Experts highlighted the importance of finding the right partners who can support the startup’s growth and provide the necessary resources. They emphasised that strategic alliances with healthcare providers, research institutions, and marketing companies can significantly enhance the startup’s reach and impact.
Structuring financial agreements: Properly structuring financial agreements ensures mutual benefit and long-term success. This involves legal safeguarding and a clear understanding of what each party brings to the table. Transparency and clear communication are key to building successful partnerships.
Experts shared their insights on structuring financial agreements, emphasising the need for legal teams to safeguard interests and ensure clarity in agreements. They highlighted that many innovators struggle with knowing what they want, leading to challenges in forming successful partnerships.

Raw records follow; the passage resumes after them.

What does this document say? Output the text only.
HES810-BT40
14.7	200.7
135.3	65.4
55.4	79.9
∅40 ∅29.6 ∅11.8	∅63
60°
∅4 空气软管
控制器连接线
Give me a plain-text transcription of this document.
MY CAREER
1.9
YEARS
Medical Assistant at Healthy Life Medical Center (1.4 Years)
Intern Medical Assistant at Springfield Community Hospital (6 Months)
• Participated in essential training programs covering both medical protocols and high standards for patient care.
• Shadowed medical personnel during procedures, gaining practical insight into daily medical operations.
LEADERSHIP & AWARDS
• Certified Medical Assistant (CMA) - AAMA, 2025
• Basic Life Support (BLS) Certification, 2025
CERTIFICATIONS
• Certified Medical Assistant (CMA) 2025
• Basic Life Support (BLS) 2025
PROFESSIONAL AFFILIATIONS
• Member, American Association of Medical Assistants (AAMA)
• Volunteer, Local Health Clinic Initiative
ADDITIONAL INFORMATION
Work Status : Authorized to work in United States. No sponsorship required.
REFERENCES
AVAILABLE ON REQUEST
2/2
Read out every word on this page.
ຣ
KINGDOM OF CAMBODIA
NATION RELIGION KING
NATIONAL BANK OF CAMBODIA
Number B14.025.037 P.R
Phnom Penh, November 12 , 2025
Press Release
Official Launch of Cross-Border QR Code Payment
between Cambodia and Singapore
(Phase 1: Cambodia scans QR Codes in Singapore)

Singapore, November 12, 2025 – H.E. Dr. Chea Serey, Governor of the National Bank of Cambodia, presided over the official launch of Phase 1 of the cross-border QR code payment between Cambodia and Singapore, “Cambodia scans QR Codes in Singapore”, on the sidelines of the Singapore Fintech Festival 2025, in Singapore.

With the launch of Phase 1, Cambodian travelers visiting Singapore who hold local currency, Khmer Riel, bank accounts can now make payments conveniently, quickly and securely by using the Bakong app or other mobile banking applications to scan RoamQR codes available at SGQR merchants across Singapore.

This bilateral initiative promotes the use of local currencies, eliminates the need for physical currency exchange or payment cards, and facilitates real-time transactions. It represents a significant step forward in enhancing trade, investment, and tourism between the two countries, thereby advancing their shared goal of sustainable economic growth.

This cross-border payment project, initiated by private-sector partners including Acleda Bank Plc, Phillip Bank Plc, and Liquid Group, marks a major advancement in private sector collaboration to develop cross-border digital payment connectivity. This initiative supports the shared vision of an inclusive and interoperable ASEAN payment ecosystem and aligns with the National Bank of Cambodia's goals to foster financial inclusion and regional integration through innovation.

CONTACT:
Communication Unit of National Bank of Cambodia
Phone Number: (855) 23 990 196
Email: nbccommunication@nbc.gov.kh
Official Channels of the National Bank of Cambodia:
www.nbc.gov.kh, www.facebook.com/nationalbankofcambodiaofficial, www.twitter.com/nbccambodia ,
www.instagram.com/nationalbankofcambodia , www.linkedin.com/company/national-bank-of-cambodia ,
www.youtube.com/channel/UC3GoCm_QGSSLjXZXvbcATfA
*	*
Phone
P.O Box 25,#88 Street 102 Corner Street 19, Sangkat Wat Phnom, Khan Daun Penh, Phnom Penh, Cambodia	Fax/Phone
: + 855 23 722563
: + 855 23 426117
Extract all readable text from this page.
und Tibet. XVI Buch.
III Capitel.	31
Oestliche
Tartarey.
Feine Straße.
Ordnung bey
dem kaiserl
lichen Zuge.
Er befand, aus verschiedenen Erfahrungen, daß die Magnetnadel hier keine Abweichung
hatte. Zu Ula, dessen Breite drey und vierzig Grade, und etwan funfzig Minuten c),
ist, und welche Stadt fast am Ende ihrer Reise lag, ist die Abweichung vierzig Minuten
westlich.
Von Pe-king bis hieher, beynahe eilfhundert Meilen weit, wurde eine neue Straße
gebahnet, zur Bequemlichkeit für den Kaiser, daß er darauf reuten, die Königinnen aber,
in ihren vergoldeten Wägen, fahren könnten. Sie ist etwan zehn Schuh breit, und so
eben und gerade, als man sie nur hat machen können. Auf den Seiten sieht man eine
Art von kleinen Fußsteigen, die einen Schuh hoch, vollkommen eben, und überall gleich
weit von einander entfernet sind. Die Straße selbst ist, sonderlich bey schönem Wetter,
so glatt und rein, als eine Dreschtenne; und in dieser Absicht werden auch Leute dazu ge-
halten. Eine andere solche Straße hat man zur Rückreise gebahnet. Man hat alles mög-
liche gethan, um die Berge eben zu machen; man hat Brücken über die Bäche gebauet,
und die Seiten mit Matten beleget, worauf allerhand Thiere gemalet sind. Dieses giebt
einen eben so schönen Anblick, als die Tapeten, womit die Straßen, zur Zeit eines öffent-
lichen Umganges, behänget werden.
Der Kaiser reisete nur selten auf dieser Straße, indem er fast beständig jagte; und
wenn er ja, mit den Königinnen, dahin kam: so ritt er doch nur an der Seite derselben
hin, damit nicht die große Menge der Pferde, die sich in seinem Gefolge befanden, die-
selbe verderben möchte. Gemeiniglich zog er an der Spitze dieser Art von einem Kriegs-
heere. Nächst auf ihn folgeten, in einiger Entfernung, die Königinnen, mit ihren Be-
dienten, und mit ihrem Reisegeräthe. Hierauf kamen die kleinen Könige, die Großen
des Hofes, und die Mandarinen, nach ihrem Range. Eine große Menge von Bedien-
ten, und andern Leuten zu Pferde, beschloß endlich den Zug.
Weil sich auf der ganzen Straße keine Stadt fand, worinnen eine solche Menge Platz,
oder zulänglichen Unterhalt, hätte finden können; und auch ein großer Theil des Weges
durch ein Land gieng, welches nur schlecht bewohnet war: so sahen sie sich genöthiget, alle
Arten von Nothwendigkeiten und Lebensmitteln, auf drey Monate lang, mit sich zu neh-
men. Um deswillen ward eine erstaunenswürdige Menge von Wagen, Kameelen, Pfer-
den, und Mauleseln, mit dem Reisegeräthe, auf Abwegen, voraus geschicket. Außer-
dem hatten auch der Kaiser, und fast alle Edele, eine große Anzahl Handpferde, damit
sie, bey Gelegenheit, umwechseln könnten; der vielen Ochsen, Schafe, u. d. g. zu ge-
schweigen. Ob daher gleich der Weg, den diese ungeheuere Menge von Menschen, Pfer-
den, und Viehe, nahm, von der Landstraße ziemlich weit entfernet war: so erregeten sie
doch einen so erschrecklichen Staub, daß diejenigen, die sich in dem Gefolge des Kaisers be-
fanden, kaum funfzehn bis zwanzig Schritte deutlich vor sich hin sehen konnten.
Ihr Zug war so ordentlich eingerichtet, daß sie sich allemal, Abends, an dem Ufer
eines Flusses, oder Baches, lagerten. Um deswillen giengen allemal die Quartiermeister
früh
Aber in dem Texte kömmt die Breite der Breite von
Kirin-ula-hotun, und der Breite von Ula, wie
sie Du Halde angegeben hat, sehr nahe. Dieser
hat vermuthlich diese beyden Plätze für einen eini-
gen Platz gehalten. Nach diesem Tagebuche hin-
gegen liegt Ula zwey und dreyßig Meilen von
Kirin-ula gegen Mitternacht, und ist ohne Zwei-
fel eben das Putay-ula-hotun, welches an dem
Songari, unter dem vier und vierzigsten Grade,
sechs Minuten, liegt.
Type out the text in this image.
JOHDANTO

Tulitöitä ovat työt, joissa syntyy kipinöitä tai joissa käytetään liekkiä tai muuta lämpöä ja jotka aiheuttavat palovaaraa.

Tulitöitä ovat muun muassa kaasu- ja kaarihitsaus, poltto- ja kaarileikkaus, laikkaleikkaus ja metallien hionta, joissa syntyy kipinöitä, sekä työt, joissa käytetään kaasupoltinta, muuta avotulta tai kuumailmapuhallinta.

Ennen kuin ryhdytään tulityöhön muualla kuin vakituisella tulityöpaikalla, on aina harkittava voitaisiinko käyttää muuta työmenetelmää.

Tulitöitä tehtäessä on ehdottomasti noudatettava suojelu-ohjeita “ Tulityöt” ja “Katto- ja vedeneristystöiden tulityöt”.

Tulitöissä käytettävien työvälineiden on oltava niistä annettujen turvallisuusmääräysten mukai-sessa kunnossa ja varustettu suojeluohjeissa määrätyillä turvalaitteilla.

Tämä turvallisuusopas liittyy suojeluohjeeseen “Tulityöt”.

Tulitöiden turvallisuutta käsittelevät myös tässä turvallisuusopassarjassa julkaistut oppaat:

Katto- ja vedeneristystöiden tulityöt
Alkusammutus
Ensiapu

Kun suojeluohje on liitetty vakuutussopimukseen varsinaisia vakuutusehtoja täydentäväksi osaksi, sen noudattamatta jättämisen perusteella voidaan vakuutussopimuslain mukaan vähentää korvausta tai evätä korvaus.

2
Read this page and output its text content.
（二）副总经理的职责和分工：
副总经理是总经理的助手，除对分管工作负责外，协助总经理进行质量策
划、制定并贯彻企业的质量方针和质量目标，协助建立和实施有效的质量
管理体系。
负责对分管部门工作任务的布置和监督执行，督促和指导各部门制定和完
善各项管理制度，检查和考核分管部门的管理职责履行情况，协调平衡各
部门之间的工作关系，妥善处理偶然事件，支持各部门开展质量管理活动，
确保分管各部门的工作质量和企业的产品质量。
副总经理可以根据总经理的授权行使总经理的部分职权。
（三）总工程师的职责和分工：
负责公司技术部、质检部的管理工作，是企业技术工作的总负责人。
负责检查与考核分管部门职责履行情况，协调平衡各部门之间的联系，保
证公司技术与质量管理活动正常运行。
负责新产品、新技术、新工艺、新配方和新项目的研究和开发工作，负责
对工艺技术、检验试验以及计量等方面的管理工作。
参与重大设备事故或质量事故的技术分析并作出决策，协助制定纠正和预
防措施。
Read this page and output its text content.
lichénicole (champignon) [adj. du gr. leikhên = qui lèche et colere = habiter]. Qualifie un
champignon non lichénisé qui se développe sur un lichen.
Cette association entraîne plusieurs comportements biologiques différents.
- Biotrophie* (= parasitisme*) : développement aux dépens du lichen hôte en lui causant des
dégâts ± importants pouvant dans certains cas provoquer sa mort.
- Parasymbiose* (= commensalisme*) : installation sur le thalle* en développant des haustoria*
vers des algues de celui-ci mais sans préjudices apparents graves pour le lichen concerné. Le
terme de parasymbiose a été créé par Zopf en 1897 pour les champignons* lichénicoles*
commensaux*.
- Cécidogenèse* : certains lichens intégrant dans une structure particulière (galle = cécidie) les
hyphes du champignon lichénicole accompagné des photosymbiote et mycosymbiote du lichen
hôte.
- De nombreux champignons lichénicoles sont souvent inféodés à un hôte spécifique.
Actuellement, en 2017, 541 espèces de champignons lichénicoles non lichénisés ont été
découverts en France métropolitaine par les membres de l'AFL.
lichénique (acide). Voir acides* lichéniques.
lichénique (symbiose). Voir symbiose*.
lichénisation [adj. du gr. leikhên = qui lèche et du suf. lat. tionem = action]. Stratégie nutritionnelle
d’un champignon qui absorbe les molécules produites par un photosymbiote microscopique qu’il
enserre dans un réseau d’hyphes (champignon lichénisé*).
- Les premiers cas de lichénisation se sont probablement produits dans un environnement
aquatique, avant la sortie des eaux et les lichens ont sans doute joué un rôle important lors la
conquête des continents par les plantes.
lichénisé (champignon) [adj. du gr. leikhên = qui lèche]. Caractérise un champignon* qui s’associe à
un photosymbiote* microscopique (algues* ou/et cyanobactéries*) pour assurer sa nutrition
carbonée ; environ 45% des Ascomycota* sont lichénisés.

Letting go for greater success: Startups often need to adopt a philosophical approach, sometimes letting go of some control to see their innovation succeed on a larger scale. This might involve licensing the product to a larger company or forming joint ventures. While it may mean sharing the profits, it ensures that the product reaches the market and benefits patients.
Experts discussed the concept of ‘detached attachment,’ where innovators let go of some control to achieve greater success. They emphasised that this approach allows startups to leverage the resources and expertise of larger players, ensuring that their innovations reach a wider audience and have a more significant impact.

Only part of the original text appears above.